Partners, vehicles, and safety plans for London trials
Day-to-day operations—charging, cleaning, maintenance, and rider support—will be managed by Moove, a London-based mobility company that operates electric fleets, while Waymo runs the autonomous stack as well as the service platform. Waymo intends to operate its all-electric Jaguar I‑Pace vehicles, the same model it runs in the US. While these vehicles are currently set up for left-hand-drive markets, Waymo says trained autonomous specialists will oversee the early trials to make sure they stick to UK rules and road protocols.
Waymo usually supplements onboard perception with remote assistance for rare edge cases and will be required to disclose safety information to regulators in exchange for the right to operate. In recent updates to its safety reports, the company has said it completed millions of rider-only miles in the US, encountered zero at-fault collisions when driving that way, and posted crash rates below human driver baselines—figures regulators will examine if they consider Waymo as a candidate for authorisation in London.

Why London is a crucible for autonomous driving
London’s traffic hodgepodge—black cabs, buses, cyclists, freight vans, and ride-hail—makes for a rich stress test of autonomy. Time adds complexity that desert testing doesn’t provide. For Waymo, a hit here would be a loud message of product maturity outside its US comfort zones.
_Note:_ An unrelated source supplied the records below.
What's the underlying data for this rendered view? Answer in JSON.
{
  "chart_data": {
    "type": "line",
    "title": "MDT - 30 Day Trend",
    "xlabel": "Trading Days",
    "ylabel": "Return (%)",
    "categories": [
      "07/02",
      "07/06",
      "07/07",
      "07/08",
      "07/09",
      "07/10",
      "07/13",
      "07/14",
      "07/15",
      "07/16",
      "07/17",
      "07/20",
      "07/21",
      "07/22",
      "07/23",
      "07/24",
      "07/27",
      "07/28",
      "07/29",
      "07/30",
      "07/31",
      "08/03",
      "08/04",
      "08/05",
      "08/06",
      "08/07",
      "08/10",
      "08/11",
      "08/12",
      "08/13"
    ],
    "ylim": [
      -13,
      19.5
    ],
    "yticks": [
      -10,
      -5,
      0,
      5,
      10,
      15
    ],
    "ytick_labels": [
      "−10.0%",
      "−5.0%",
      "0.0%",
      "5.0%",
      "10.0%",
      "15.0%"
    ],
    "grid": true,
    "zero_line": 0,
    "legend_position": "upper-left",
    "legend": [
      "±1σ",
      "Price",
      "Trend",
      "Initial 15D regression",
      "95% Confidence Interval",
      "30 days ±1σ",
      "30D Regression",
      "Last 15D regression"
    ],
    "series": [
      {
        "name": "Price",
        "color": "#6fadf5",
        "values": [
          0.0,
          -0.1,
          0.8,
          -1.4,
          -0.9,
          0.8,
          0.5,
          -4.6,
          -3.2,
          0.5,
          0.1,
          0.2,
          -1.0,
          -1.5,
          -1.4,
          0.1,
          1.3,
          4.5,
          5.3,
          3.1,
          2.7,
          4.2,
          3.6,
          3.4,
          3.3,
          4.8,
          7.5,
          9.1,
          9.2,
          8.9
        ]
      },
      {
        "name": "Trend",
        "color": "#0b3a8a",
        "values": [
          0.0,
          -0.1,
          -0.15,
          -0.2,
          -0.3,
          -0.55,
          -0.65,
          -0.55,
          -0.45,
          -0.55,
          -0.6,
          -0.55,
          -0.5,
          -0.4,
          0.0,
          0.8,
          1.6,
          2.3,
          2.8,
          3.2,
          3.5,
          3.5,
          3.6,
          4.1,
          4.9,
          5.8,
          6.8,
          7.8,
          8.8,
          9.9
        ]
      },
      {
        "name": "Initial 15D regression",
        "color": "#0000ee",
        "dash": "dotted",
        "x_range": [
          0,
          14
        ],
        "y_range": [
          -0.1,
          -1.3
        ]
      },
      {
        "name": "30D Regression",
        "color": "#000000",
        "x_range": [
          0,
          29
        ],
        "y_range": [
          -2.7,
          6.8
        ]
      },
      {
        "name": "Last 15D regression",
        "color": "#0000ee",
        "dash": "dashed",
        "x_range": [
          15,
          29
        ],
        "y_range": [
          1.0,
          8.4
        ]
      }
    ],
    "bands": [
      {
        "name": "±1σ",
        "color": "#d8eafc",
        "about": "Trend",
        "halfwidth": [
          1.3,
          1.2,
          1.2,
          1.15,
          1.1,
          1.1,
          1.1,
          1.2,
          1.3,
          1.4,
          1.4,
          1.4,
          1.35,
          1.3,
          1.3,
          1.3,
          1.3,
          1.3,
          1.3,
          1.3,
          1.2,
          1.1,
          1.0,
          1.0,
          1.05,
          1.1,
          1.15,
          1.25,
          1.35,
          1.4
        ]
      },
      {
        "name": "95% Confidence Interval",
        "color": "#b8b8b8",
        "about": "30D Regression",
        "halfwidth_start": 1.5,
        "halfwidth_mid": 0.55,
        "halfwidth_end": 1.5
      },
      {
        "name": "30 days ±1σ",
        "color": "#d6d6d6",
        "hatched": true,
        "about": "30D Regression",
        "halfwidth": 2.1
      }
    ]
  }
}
The city, for its part, stands to gain quite a few benefits from AVs: safer streets (AI can’t get drunk), improved late-night service, and reduced emissions, as long as fleets are fully electric.
The UK has positioned itself as a proving ground for self-driving for some time, supported by public funding programmes and testbeds coordinated through CCAV. The UK has long been regarded as one of the leading markets for autonomous vehicles, as recognised by reports like the KPMG Autonomous Vehicles Readiness Index, which continues to include the UK in this category due to regulatory certainty and collaborative pilot schemes.
Competitive landscape and timeline for London deployment
Waymo won’t be alone. Uber and Wayve, a British startup, plan to synchronise generative-model autonomy with ride-hailing in London; Oxa and other UK companies are pushing forward logistics and shuttle pilots. The first company to secure licences for commercial driverless service in the capital would have a clear strategic advantage—and establish how TfL and national regulators oversee AV operations at scale.
In the meantime, Waymo’s US service continues to expand. The company’s paid trips number in the hundreds of thousands each week across its operational cities, with more than 20 million autonomous miles posted on public roadways and billions more driven in simulation. How well it translates to London will depend on how quickly it can prove itself with UK-specific behaviours and show that the system works in heavy rain, glare, and at night.
What to watch next as Waymo maps and tests in London
Critical signals will include:
- Where mapping begins.
- Which boroughs appear in early geofences.
- How Waymo works with TfL on kerb access and bus priority rules.
- The insurance provisions under the new AV regime.
- The locations of loading depots.
- How Waymo prices rides compared to minicabs and other ride-hailing options.
If London grants approvals, and the trials perform as promised, the city could turn into Waymo’s international showpiece—and a crucial case study for planning deployments across Europe. If they don’t, the result will still shape how regulators, transit agencies, and AV designers weigh ambition against safety on some of the toughest streets in the world.